Dès que les tentes eurent été dressées, on y transporta les convertures et pelleteries des traîneaux. Puis, les fourneaux furent allumés. Si l’on se contenta de viande froide, du moins les boissons chaudes, thé et café, ne firent-elles point défaut. Enfin, sœur Marthe et sœur Madeleine, laissées seules, s’enveloppèrent de leurs couvertures l’une près de l’autre, non sans avoir prié pour leurs secourables et généreux compatriotes.

Sous la seconde tente, la veillée se prolongea davantage au milieu de la fumée des pipes. On fit bien de pousser les poêles jusqu’au rouge vif, car cette nuit-là, la température tomba à dix-sept degrés centigrades sous zéro.

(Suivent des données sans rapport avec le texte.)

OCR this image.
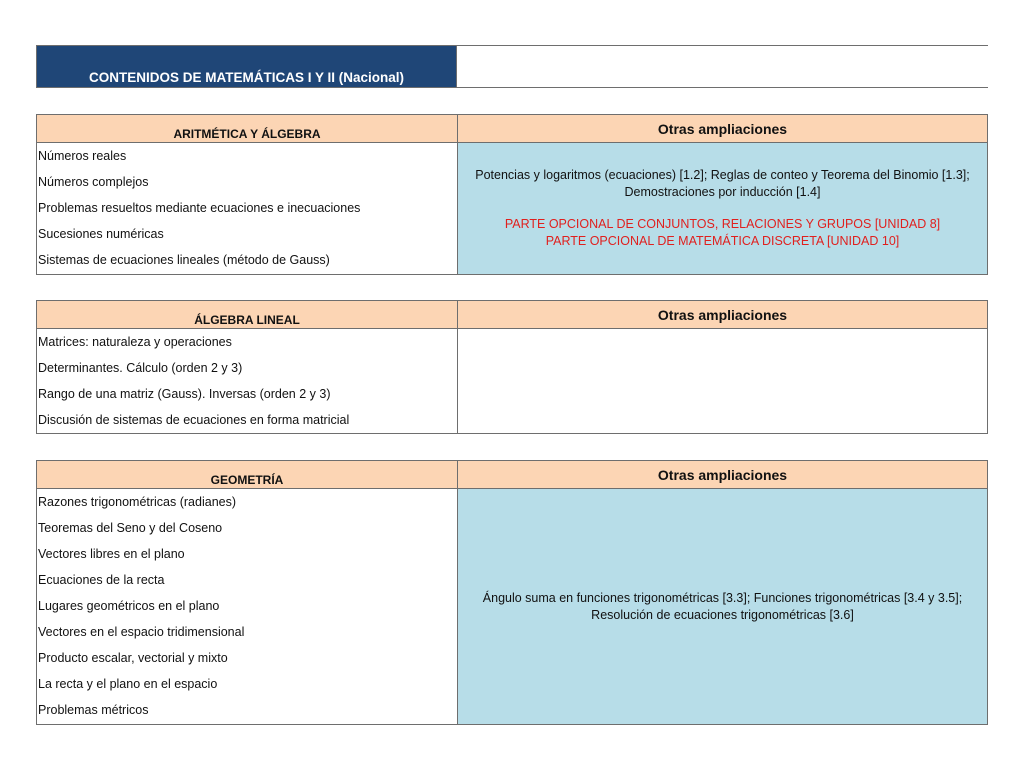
CONTENIDOS DE MATEMÁTICAS I Y II (Nacional)
ARITMÉTICA Y ÁLGEBRA	Otras ampliaciones
Números reales
Números complejos
Problemas resueltos mediante ecuaciones e inecuaciones
Sucesiones numéricas
Sistemas de ecuaciones lineales (método de Gauss)
Potencias y logaritmos (ecuaciones) [1.2]; Reglas de conteo y Teorema del Binomio [1.3];
Demostraciones por inducción [1.4]
PARTE OPCIONAL DE CONJUNTOS, RELACIONES Y GRUPOS [UNIDAD 8]
PARTE OPCIONAL DE MATEMÁTICA DISCRETA [UNIDAD 10]
ÁLGEBRA LINEAL	Otras ampliaciones
Matrices: naturaleza y operaciones
Determinantes. Cálculo (orden 2 y 3)
Rango de una matriz (Gauss). Inversas (orden 2 y 3)
Discusión de sistemas de ecuaciones en forma matricial
GEOMETRÍA	Otras ampliaciones
Razones trigonométricas (radianes)
Teoremas del Seno y del Coseno
Vectores libres en el plano
Ecuaciones de la recta
Lugares geométricos en el plano
Vectores en el espacio tridimensional
Producto escalar, vectorial y mixto
La recta y el plano en el espacio
Problemas métricos
Ángulo suma en funciones trigonométricas [3.3]; Funciones trigonométricas [3.4 y 3.5];
Resolución de ecuaciones trigonométricas [3.6]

Que l’on songe aux souffrances que durent éprouver ceux des émigrants — plusieurs centaines peut-être — qui n’avaient pu trouver un abri dans ce village de Sheep Camp, des femmes, des enfants, et nombre d’entre eux épuisés au début de ce voyage dont ils ne verraient pas le terme !

Le lendemain, Bill Stell, de grand matin, fit replier les tentes. Mieux valait partir dès la pointe du jour, afin de devancer la foule sur cette passe du Chilkoot.

Toujours le même temps sec et froid, et, dût le thermomètre baisser encore, combien préférable aux épaisses rafales, aux tourbillons de neige à ces violents blizzards, si redoutés dans les hautes régions du Nord-Amérique.

Sœur Marthe et sœur Madeleine avaient été les premières à quitter la tente, et elles transportèrent leur petit bagage sur le traîneau. Après un premier repas, ou plutôt quelques tasses de café ou de thé bien chaud, chacun reprit sa place dans les traîneaux, et les mules se remirent en marche sous le fouet des conducteurs.

L’allure n’allait pas être plus rapide que la veille. La rampe s’accentuait à mesure que la passe gagnait vers le sommet du massif. Aussi le Scout avait-il bien fait d’employer un attelage de mules au lieu d’un attelage de chiens. Ce dernier est plutôt réservé à la descente des traîneaux lorsqu’ils dévalent sur le revers opposé pour gagner les lacs. Ce n’était pas trop de ces mules robustes pour tirer les véhicules sur ce sol inégal, rocailleux, coupé d’ornières, et qui serait plus impraticable encore s’il s’amollissait après un relèvement de la température.